Something pretty sensational happened during my recent trip to Georgia and Armenia. As I found myself on foreign lands, there were quite a number of times – quiet ones, reflective ones; while dancing among hundreds, or striking up a sweet conversation with locals in restaurants – there were defining moments where interestingly enough, I was experiencing a kind of déjà-vu that was not really one. A sip of Armenian coffee reminded me of a delightful rose-shaped salmon sashimi that a chef friend concocted for me when I was living in Oslo. Perhaps because the coffee mug had a print of a rose on it. The first bite of the incredible Georgian national dish Khachapuri propelled me back to that spring years ago when my oldest brother invited me to a Cheese Ham marathon. I am convinced Pizza Hut's prime inspiration is this specialty's heartiness. And for a second in the sublime techno club Bassiani in Tbilisi, the peculiar face of a man that walked past me the very first night I arrived in Berlin in 2005, which truthfully I discarded until now, crystallized in my head; a blur suddenly clear as day as the music fed my soul in that darkest, most wholesome of clubs.
The uncanny thing is, these are illusive details that I had not only completely forgotten about; but I am fairly certain I did because they do not necessarily count as so-called journey-altering, key hours. Those we are supposed to immortalize. An average day at Pizza Hut, an odd stranger or that cute sashimi surely did not make it on a picture – even less on paper: not because they did not matter at all; but they just did not matter enough. This was not the first time new sights, tastes or experiences somehow induced random life fragments. Of course, I am not implying that rescuing involuntary memories happens only while on the road. I have studied Marcel Proust’s In Search of Lost Time one too many times to appreciate how a delicious Madeleine can awaken episodes as far as in our childhood. However, there is something about being somewhere else that manages to resuscitate hidden gems easily – and unwillingly; especially serendipitous snippets. Chapters we usually leave in parenthesis. These memories, no longer fickle, come alive in full force. They mattered now.
I am someone who does not tend to forget and I have been an avid moments catcher, devout diary keeper and relentless absurd items collector from an early age –– naturally to document it all. I guess it also goes hand in hand with being a writer. We are obsessed with the moment. See eternity in it. We preserve feelings. Write both to set them free and hold them prisoner. We write to remember. And we write to relive things. Whether recounting, embellishing or even downgrading our musings, writing is genuinely living a point in time twice: in the moment, then in ink. Three times if, by all means, we consider reading as well. Notwithstanding, I have lived long enough to know that some days truly get lost in the mass, some thoughts will not care much for an afterthought – and even the strongest of emotions will be tamed.

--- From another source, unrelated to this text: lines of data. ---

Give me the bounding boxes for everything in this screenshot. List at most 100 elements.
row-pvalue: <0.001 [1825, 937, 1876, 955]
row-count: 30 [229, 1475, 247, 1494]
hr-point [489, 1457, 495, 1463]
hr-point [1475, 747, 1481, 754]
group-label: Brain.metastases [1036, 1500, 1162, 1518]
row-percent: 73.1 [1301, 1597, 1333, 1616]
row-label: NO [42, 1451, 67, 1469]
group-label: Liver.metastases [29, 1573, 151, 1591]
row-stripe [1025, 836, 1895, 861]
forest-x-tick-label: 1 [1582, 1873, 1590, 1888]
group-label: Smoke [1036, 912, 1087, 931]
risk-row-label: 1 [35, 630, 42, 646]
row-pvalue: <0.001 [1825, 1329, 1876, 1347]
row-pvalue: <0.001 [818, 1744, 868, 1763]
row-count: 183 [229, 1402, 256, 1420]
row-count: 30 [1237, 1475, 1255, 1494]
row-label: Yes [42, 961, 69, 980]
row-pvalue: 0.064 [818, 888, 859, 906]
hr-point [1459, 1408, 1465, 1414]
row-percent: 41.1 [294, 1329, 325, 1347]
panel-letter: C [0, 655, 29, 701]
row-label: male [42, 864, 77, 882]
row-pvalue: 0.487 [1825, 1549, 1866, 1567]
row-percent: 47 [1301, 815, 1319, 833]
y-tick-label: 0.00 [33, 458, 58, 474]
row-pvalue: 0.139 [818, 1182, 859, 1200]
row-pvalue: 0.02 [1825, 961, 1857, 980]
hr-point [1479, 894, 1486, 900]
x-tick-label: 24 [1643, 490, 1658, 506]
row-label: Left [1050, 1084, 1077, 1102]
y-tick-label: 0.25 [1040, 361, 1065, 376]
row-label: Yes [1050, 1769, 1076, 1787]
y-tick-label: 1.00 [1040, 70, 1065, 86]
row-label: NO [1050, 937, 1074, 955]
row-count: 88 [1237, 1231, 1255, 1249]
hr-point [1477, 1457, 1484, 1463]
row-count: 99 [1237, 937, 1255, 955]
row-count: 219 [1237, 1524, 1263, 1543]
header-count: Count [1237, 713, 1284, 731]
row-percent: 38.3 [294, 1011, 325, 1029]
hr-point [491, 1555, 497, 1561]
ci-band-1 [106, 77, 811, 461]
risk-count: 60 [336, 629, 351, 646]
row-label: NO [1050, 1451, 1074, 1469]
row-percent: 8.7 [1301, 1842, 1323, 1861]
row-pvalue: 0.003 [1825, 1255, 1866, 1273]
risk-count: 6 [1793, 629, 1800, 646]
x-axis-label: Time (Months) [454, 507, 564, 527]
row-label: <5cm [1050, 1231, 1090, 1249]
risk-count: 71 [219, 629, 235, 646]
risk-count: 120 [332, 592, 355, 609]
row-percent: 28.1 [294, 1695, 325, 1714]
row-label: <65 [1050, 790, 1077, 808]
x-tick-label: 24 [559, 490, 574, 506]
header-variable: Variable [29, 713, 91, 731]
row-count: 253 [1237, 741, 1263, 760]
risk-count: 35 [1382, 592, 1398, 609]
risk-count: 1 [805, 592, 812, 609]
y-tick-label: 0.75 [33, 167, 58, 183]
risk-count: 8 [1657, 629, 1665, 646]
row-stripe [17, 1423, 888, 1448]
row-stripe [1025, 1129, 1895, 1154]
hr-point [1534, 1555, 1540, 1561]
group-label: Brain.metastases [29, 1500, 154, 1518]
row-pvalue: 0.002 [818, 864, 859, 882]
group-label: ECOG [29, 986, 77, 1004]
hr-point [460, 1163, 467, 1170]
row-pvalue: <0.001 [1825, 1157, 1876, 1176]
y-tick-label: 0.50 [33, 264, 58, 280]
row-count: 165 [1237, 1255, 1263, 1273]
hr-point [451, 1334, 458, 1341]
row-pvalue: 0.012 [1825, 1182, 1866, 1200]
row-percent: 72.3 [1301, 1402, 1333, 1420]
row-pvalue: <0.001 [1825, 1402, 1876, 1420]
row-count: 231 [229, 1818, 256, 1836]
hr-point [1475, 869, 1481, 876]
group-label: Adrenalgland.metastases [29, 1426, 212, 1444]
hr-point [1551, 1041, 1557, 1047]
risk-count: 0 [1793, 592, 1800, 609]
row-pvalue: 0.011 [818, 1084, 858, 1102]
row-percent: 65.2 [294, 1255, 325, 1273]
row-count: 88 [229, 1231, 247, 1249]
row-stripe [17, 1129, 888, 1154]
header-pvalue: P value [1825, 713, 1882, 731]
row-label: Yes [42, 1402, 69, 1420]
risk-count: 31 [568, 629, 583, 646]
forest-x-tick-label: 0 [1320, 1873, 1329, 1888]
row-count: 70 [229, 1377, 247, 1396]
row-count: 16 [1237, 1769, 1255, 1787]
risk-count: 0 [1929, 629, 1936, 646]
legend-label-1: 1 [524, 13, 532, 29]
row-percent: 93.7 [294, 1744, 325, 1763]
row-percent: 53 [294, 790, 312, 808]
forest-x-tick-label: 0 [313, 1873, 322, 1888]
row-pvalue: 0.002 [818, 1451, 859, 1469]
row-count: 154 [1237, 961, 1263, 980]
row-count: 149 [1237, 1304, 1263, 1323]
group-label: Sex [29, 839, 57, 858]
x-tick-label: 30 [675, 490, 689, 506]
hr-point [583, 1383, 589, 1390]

We simply cannot remember it all even when we keep the greatest days of our lives in shrines. Obviously, all the more when it comes to the trivial.
I have always regarded traveling as the utmost privilege; and fact is, when the routine is disrupted entirely, we tend to think that we leave who we are at home. Actually, I discovered that quite the opposite happens: we bring our entire being with us. This time frame has a subtle way of letting the banal and the extraordinary meet; and in a trice, the past, present and future version of ourselves seem to mesh perfectly in unknown territories. Memories and dreams become one and the same in the present moment. More importantly, the more we explore, the more there is revival. The more we are disoriented, the more dissimilar the other culture is from our own, the more we understand that many things are wonderfully universal: kindness, laughter, freedom. In my case, I wondered why these atypical episodes stemming from former lifetimes all of a sudden crammed up in my head. They matter. They have always mattered. Then, the thread of my life felt flawless: every stage -- including the most ordinary, nearly forgotten ones -- led me to exactly where I was supposed to be. I found my vein as a writer in the ordinary long ago. Yet sometimes, it does take that extra to see beauty in it.
Glorious Mount Ararat before me in Armenia took me back to all those nights I was in the gutter – at the same time, that majestic view also summoned my ability to successfully pull myself together. Over and over again. Without question, no photograph will do justice to seeing the unique cave city of Vardzia with my own eyes. I had planned on going there, and there I was. Then, it had me be confident about the grandeur of my endeavours. I was so free because of techno in Bassiani, and it breathed life into those memories I had already felt that way. In thirteen years in the scene, there have been plenty. Still, this was another one that would go down in the books. Beautifully so, the past, present and future version of ourselves mesh perfectly on foreign grounds. Old impressions and new become one and the same in the present moment, this time frame subtly letting the banal and the extraordinary meet. Indeed, something sensational occurred to me during my trip to Georgia and Armenia: I celebrate the ordinary. I always have. And sometimes, it takes that extra to write about it.